The title “Medicare for All” attached to health care legislation reintroduced in April by self-described Democratic-socialist Sen. Bernie Sanders (I-Vermont) is deeply misleading.
The label implies that the existing and successful Medicare system would be extended to all Americans. In fact, “Medicare for All” differs from Medicare in fundamental ways — with much broader coverage, no cost sharing and no choice of health care plans. Before settling on the brand name “Medicare for All,” proponents called it “Single-payer health care.” In reality, Medicare for All is another name for government-run socialized health insurance.
Sanders’ new bill is essentially unchanged from legislation he introduced two years ago. It would force virtually every person to give up their current health plan — whether private insurance, Medicare or Medicaid — for a single, one-size-fits-all, government-run plan. It would cover not only uninsured American citizens but every U.S. resident — potentially including illegal immigrants. He’s made the plan even more generous and costly by adding long-term nursing and home care — at an additional cost of approximately $3 trillion over the next decade.

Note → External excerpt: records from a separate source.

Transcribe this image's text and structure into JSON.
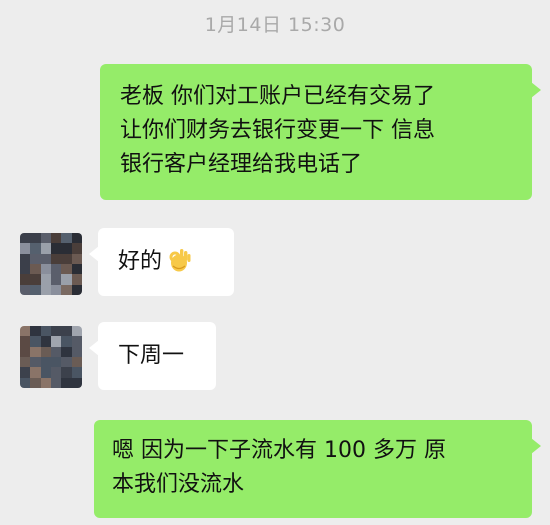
{
  "chat": {
    "timestamp": "1月14日 15:30",
    "messages": [
      {
        "direction": "outgoing",
        "lines": [
          "老板 你们对工账户已经有交易了",
          "让你们财务去银行变更一下 信息",
          "银行客户经理给我电话了"
        ]
      },
      {
        "direction": "incoming",
        "text": "好的",
        "emoji": "ok-hand"
      },
      {
        "direction": "incoming",
        "text": "下周一"
      },
      {
        "direction": "outgoing",
        "lines": [
          "嗯 因为一下子流水有 100 多万  原",
          "本我们没流水"
        ]
      }
    ]
  },
  "colors": {
    "background": "#ededed",
    "outgoing_bubble": "#95ec69",
    "incoming_bubble": "#ffffff",
    "timestamp_text": "#a9a9a9"
  },
  "avatar": {
    "style": "pixelated mosaic (blurred)"
  }
}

According to studies from both the liberal Urban Institute and the conservative Mercatus Center, Sanders’ plan would increase federal spending by $32 trillion over 10 years. Even doubling all federal individual and corporate tax receipts would be insufficient to pay that cost. Sanders doesn’t offer a specific way to pay for the plan.
This enormous cost has been made evident at the state level. States could unilaterally enact a single-payer system, but even the most liberal — most noteworthy Sanders’ home state of Vermont in 2014 — abandoned the plan when the scale of associated tax increases became clear.

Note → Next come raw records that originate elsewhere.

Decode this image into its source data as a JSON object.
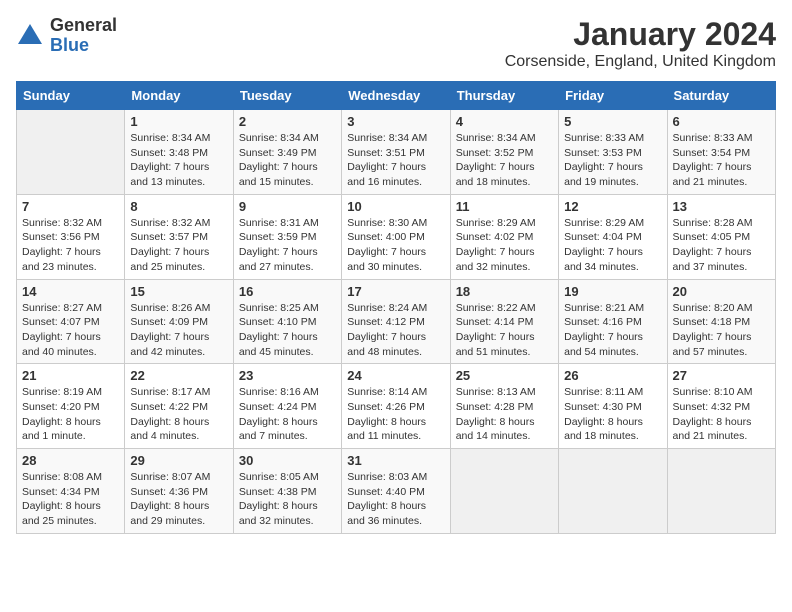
{
  "logo": {
    "general": "General",
    "blue": "Blue"
  },
  "title": "January 2024",
  "location": "Corsenside, England, United Kingdom",
  "weekdays": [
    "Sunday",
    "Monday",
    "Tuesday",
    "Wednesday",
    "Thursday",
    "Friday",
    "Saturday"
  ],
  "weeks": [
    [
      {
        "day": "",
        "sunrise": "",
        "sunset": "",
        "daylight": ""
      },
      {
        "day": "1",
        "sunrise": "Sunrise: 8:34 AM",
        "sunset": "Sunset: 3:48 PM",
        "daylight": "Daylight: 7 hours and 13 minutes."
      },
      {
        "day": "2",
        "sunrise": "Sunrise: 8:34 AM",
        "sunset": "Sunset: 3:49 PM",
        "daylight": "Daylight: 7 hours and 15 minutes."
      },
      {
        "day": "3",
        "sunrise": "Sunrise: 8:34 AM",
        "sunset": "Sunset: 3:51 PM",
        "daylight": "Daylight: 7 hours and 16 minutes."
      },
      {
        "day": "4",
        "sunrise": "Sunrise: 8:34 AM",
        "sunset": "Sunset: 3:52 PM",
        "daylight": "Daylight: 7 hours and 18 minutes."
      },
      {
        "day": "5",
        "sunrise": "Sunrise: 8:33 AM",
        "sunset": "Sunset: 3:53 PM",
        "daylight": "Daylight: 7 hours and 19 minutes."
      },
      {
        "day": "6",
        "sunrise": "Sunrise: 8:33 AM",
        "sunset": "Sunset: 3:54 PM",
        "daylight": "Daylight: 7 hours and 21 minutes."
      }
    ],
    [
      {
        "day": "7",
        "sunrise": "Sunrise: 8:32 AM",
        "sunset": "Sunset: 3:56 PM",
        "daylight": "Daylight: 7 hours and 23 minutes."
      },
      {
        "day": "8",
        "sunrise": "Sunrise: 8:32 AM",
        "sunset": "Sunset: 3:57 PM",
        "daylight": "Daylight: 7 hours and 25 minutes."
      },
      {
        "day": "9",
        "sunrise": "Sunrise: 8:31 AM",
        "sunset": "Sunset: 3:59 PM",
        "daylight": "Daylight: 7 hours and 27 minutes."
      },
      {
        "day": "10",
        "sunrise": "Sunrise: 8:30 AM",
        "sunset": "Sunset: 4:00 PM",
        "daylight": "Daylight: 7 hours and 30 minutes."
      },
      {
        "day": "11",
        "sunrise": "Sunrise: 8:29 AM",
        "sunset": "Sunset: 4:02 PM",
        "daylight": "Daylight: 7 hours and 32 minutes."
      },
      {
        "day": "12",
        "sunrise": "Sunrise: 8:29 AM",
        "sunset": "Sunset: 4:04 PM",
        "daylight": "Daylight: 7 hours and 34 minutes."
      },
      {
        "day": "13",
        "sunrise": "Sunrise: 8:28 AM",
        "sunset": "Sunset: 4:05 PM",
        "daylight": "Daylight: 7 hours and 37 minutes."
      }
    ],
    [
      {
        "day": "14",
        "sunrise": "Sunrise: 8:27 AM",
        "sunset": "Sunset: 4:07 PM",
        "daylight": "Daylight: 7 hours and 40 minutes."
      },
      {
        "day": "15",
        "sunrise": "Sunrise: 8:26 AM",
        "sunset": "Sunset: 4:09 PM",
        "daylight": "Daylight: 7 hours and 42 minutes."
      },
      {
        "day": "16",
        "sunrise": "Sunrise: 8:25 AM",
        "sunset": "Sunset: 4:10 PM",
        "daylight": "Daylight: 7 hours and 45 minutes."
      },
      {
        "day": "17",
        "sunrise": "Sunrise: 8:24 AM",
        "sunset": "Sunset: 4:12 PM",
        "daylight": "Daylight: 7 hours and 48 minutes."
      },
      {
        "day": "18",
        "sunrise": "Sunrise: 8:22 AM",
        "sunset": "Sunset: 4:14 PM",
        "daylight": "Daylight: 7 hours and 51 minutes."
      },
      {
        "day": "19",
        "sunrise": "Sunrise: 8:21 AM",
        "sunset": "Sunset: 4:16 PM",
        "daylight": "Daylight: 7 hours and 54 minutes."
      },
      {
        "day": "20",
        "sunrise": "Sunrise: 8:20 AM",
        "sunset": "Sunset: 4:18 PM",
        "daylight": "Daylight: 7 hours and 57 minutes."
      }
    ],
    [
      {
        "day": "21",
        "sunrise": "Sunrise: 8:19 AM",
        "sunset": "Sunset: 4:20 PM",
        "daylight": "Daylight: 8 hours and 1 minute."
      },
      {
        "day": "22",
        "sunrise": "Sunrise: 8:17 AM",
        "sunset": "Sunset: 4:22 PM",
        "daylight": "Daylight: 8 hours and 4 minutes."
      },
      {
        "day": "23",
        "sunrise": "Sunrise: 8:16 AM",
        "sunset": "Sunset: 4:24 PM",
        "daylight": "Daylight: 8 hours and 7 minutes."
      },
      {
        "day": "24",
        "sunrise": "Sunrise: 8:14 AM",
        "sunset": "Sunset: 4:26 PM",
        "daylight": "Daylight: 8 hours and 11 minutes."
      },
      {
        "day": "25",
        "sunrise": "Sunrise: 8:13 AM",
        "sunset": "Sunset: 4:28 PM",
        "daylight": "Daylight: 8 hours and 14 minutes."
      },
      {
        "day": "26",
        "sunrise": "Sunrise: 8:11 AM",
        "sunset": "Sunset: 4:30 PM",
        "daylight": "Daylight: 8 hours and 18 minutes."
      },
      {
        "day": "27",
        "sunrise": "Sunrise: 8:10 AM",
        "sunset": "Sunset: 4:32 PM",
        "daylight": "Daylight: 8 hours and 21 minutes."
      }
    ],
    [
      {
        "day": "28",
        "sunrise": "Sunrise: 8:08 AM",
        "sunset": "Sunset: 4:34 PM",
        "daylight": "Daylight: 8 hours and 25 minutes."
      },
      {
        "day": "29",
        "sunrise": "Sunrise: 8:07 AM",
        "sunset": "Sunset: 4:36 PM",
        "daylight": "Daylight: 8 hours and 29 minutes."
      },
      {
        "day": "30",
        "sunrise": "Sunrise: 8:05 AM",
        "sunset": "Sunset: 4:38 PM",
        "daylight": "Daylight: 8 hours and 32 minutes."
      },
      {
        "day": "31",
        "sunrise": "Sunrise: 8:03 AM",
        "sunset": "Sunset: 4:40 PM",
        "daylight": "Daylight: 8 hours and 36 minutes."
      },
      {
        "day": "",
        "sunrise": "",
        "sunset": "",
        "daylight": ""
      },
      {
        "day": "",
        "sunrise": "",
        "sunset": "",
        "daylight": ""
      },
      {
        "day": "",
        "sunrise": "",
        "sunset": "",
        "daylight": ""
      }
    ]
  ]
}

Medicare for All has 14 Democratic Senate co-sponsors, including four who are competing with Sanders for the 2020 Democratic presidential nomination: Kamala Harris, Cory Booker, Kirsten Gillibrand and Elizabeth Warren. Each is courting support from ardently left progressive Democrats. A House version of the bill, introduced by Rep. Pramila Jayapal (D-Calif.), has 107 Democrats as co-sponsors.
But Democrats are far from united on health care policy. House Speaker Nancy Pelosi and other establishment liberal Democrats are skeptics about costs of Medicare for All. They want to focus on improving President Obama’s Affordable Care Act. The party’s leading presidential contender, Joe Biden, says he would build on Obamacare, signed into law while he was vice-president. Senate Democrats Amy Klobuchar and Michael Bennet, both mainstream presidential aspirants, have never signed on to Sanders’ extreme single payer bill.

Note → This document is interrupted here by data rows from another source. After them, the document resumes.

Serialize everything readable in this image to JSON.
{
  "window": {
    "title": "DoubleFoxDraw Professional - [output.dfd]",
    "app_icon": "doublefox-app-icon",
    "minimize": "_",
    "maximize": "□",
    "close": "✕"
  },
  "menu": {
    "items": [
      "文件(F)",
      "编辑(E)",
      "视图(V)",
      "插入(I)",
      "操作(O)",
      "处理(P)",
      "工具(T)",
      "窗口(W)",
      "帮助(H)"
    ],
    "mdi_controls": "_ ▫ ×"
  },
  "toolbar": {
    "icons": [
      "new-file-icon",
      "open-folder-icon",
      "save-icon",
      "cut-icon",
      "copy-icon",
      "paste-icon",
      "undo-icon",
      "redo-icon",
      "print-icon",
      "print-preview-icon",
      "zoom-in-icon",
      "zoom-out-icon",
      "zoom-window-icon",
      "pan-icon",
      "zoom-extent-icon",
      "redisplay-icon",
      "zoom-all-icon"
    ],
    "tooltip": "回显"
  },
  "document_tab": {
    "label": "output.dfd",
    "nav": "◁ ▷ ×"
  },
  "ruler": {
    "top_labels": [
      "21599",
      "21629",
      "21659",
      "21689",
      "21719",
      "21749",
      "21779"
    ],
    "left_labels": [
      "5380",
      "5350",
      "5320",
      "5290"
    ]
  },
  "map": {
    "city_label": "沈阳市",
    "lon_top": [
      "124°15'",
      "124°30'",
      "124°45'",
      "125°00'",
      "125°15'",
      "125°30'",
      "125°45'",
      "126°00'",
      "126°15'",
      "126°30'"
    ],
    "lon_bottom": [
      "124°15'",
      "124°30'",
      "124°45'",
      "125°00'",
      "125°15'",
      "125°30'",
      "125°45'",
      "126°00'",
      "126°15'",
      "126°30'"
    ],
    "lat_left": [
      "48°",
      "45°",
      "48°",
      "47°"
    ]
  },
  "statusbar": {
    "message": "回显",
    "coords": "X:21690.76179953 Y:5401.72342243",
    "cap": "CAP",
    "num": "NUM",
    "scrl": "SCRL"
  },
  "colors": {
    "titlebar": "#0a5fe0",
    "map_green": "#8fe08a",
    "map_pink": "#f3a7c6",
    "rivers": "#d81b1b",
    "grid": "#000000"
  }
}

About 156 million Americans have private employer-sponsored health insurance plans and another 22 million seniors have private Medicare Advantage plans. They would all have to switch to government insurance. That fact is risky for proponents. Senator Harris drew attacks after telling a CNN town hall that she was for Medicare for All and that she would “eliminate all of that”, referring to the private health insurance industry. Harris later backtracked.
Medicare for All would replace Medicare’s current method of paying fees for services to every hospital, nursing home and other institutional providers. Instead, a new federal board would set an annual budget for each provider, which would receive one lump sum for current operations and another for capital expenditures. The goal would be to run not only health insurance but the entire health care sector.
Finally, Medicare for All would eliminate all plan choices. It prohibits any insurer or employer from privately offering any medical services covered by the bill — no competition.
Medicare for All would force a radical change in our current health care system –and it’s not built on the structure of the present Medicare program.
Jim Hartman is an attorney residing in Genoa, Nevada.